Musings of an Old Chemist

A Chemist's Perspective on the Habits and Skills STEM Students Need For Success

Tag: passion

  • Weekly Quotation: Sunday, May 31, 2026: The Key to a Joyful Career

    Weekly Quotation: Sunday, May 31, 2026: The Key to a Joyful Career

    For your consideration:

    Your work is going to fill a large part of your life, and the only way to be truly satisfied is to do what you believe is great work. And the only way to do great work is to love what you do. If you haven’t found it yet, keep looking. Don’t settle. As with all matters of the heart, you’ll know when you find it.

    – Steve Jobs

    The secret to success in what you do is to find your passion. It is not always the career that earns you the highest salary or a significant title; it is the one that brings you the most joy and fosters personal growth. A career that encourages you to become the best version of yourself. A career that brings you joy as well as those you serve is, in my view, the key to happiness.

    Speaking from experience, it is very easy to get caught up in trying to meet the expectations of the world around us: to solve the next challenge, earn the highest salary, receive the quickest promotions, that we get lost; we miss out on the true meaning of our lives. It is only when we pause and, through self-reflection, evaluate who we are and who we want to be that we change the course of our lives to pursue our passions. It is the most courageous thing you and I may ever do.

  • Following Your Passion: A Personal Journey

    Following Your Passion: A Personal Journey

    For your consideration –

    “Follow your enthusiasm. It’s something I’ve always believed in. Find those parts of your life you enjoy the most. Do what you enjoy doing.”

    – Jim Henson

    I want you to recognize the importance of following your passion(s). I want you to understand who you want to be and make your decision(s) to follow your dreams, setting your own expectations based upon what truly motivates you.

    As I reflect upon my life, my achievements, my successes, and my failures, my greatest mistake has been that I have always sought out the next challenge, and meeting that challenge would make me happy. Thus, giving me the recognition I longed for. I now recognize that I lost my way.

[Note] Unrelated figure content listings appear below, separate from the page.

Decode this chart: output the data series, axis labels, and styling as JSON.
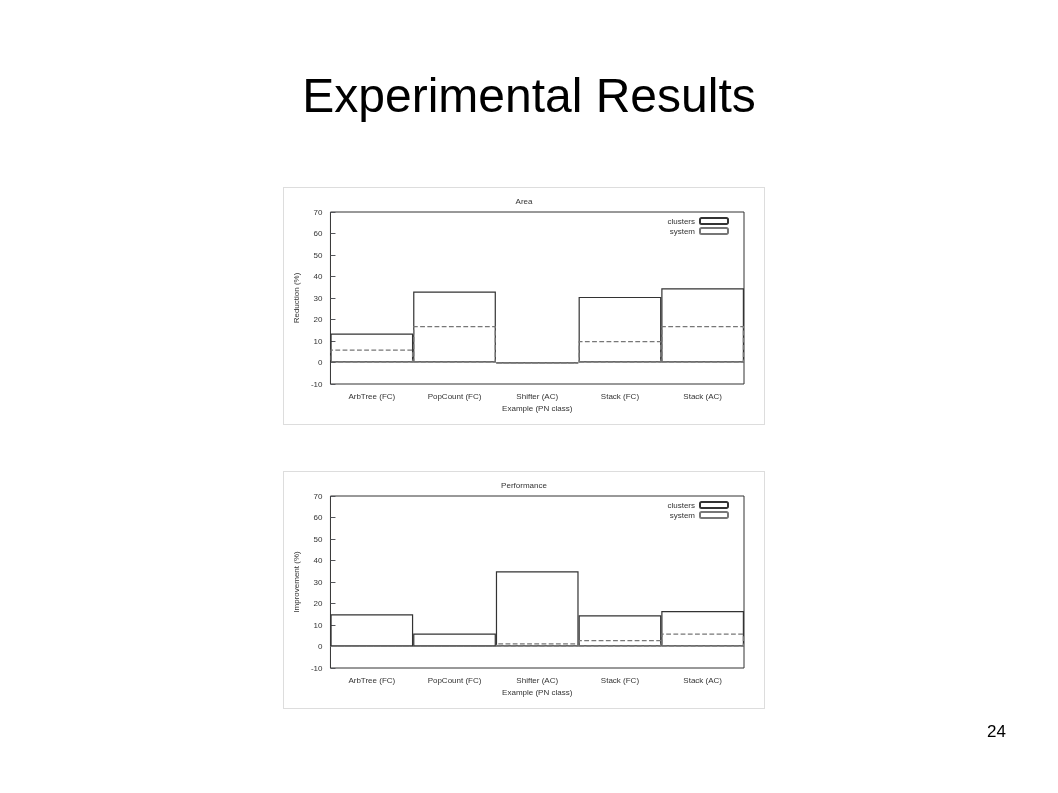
{
  "chart_data": [
    {
      "type": "bar",
      "title": "Area",
      "xlabel": "Example (PN class)",
      "ylabel": "Reduction (%)",
      "annotations": [
        "Experimental Results",
        "24"
      ],
      "categories": [
        "ArbTree (FC)",
        "PopCount (FC)",
        "Shifter (AC)",
        "Stack (FC)",
        "Stack (AC)"
      ],
      "series": [
        {
          "name": "clusters",
          "color": "#333333",
          "line_style": "solid",
          "values": [
            13.5,
            33,
            -0.3,
            30.5,
            34.5
          ]
        },
        {
          "name": "system",
          "color": "#777777",
          "line_style": "dashed",
          "values": [
            6,
            17,
            -0.3,
            10,
            17
          ]
        }
      ],
      "ylim": [
        -10,
        70
      ],
      "yticks": [
        -10,
        0,
        10,
        20,
        30,
        40,
        50,
        60,
        70
      ],
      "grid": false,
      "legend": "top right"
    },
    {
      "type": "bar",
      "title": "Performance",
      "xlabel": "Example (PN class)",
      "ylabel": "Improvement (%)",
      "categories": [
        "ArbTree (FC)",
        "PopCount (FC)",
        "Shifter (AC)",
        "Stack (FC)",
        "Stack (AC)"
      ],
      "series": [
        {
          "name": "clusters",
          "color": "#333333",
          "line_style": "solid",
          "values": [
            15,
            6,
            35,
            14.5,
            16.5
          ]
        },
        {
          "name": "system",
          "color": "#777777",
          "line_style": "dashed",
          "values": [
            0,
            0,
            1.5,
            3,
            6
          ]
        }
      ],
      "ylim": [
        -10,
        70
      ],
      "yticks": [
        -10,
        0,
        10,
        20,
        30,
        40,
        50,
        60,
        70
      ],
      "grid": false,
      "legend": "top right"
    }
  ]
}
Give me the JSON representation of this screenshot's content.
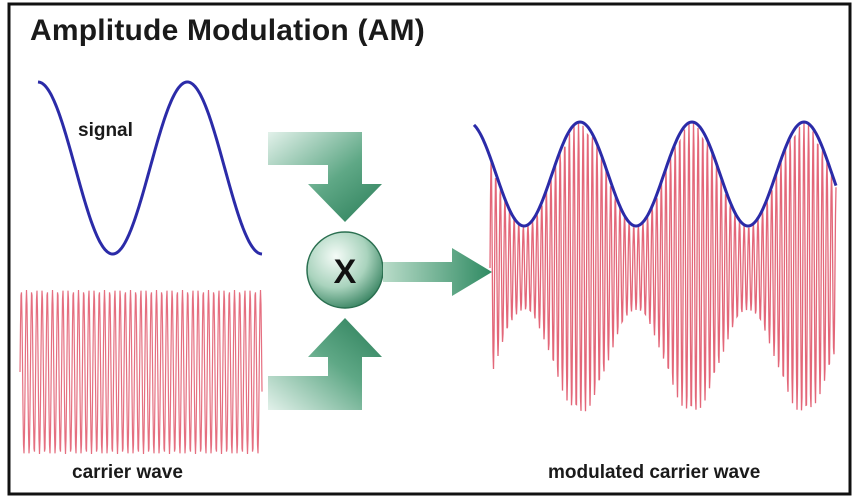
{
  "title": "Amplitude Modulation (AM)",
  "labels": {
    "signal": "signal",
    "carrier": "carrier wave",
    "modulated": "modulated carrier wave",
    "multiply": "X"
  },
  "colors": {
    "signal": "#2b2ba8",
    "carrier": "#e0566a",
    "arrow_light": "#c8e4d6",
    "arrow_dark": "#2f8a62",
    "border": "#111111"
  }
}
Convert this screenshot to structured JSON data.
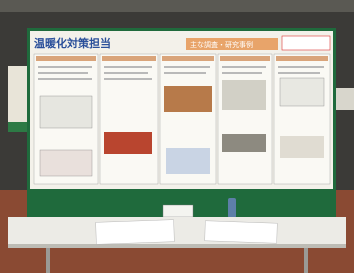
{
  "poster": {
    "title": "温暖化対策担当",
    "header": "主な調査・研究事例"
  }
}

    I wasted so many years in supervisory and management roles that I did not enjoy, only because I believed that they were a mandatory next step along my career path. I then spent seven years in the classroom, believing I had the background knowledge and experience that would guarantee my success in the teaching field. It did not; I was not happy and did not do my students justice.

    I truly enjoyed just being an instrumental chemist, working in a lab performing analyses, especially operating gas chromatography/mass spectrometry instrumentation. At one point in my career, I worked as an R&D chemist for Hewlett-Packard’s Analytical Products Division in Avondale, Pennsylvania. It was an opportunity to combine my passion for instrumental chemistry with the opportunity to be on the cutting edge of new product design. It was my dream job. But it was the wrong time in my personal journey. And now, as my perspective has changed, with age, I can acknowledge I would not be where I am today if I had continued down that path. And I am truly blessed to be where I am today.

    The lesson is this: know yourself. Constantly practice self-awareness and self-reflection. Ask yourself: “What truly makes me happy?” and “What type of person do I want to be known as?” And, most importantly, follow your dreams.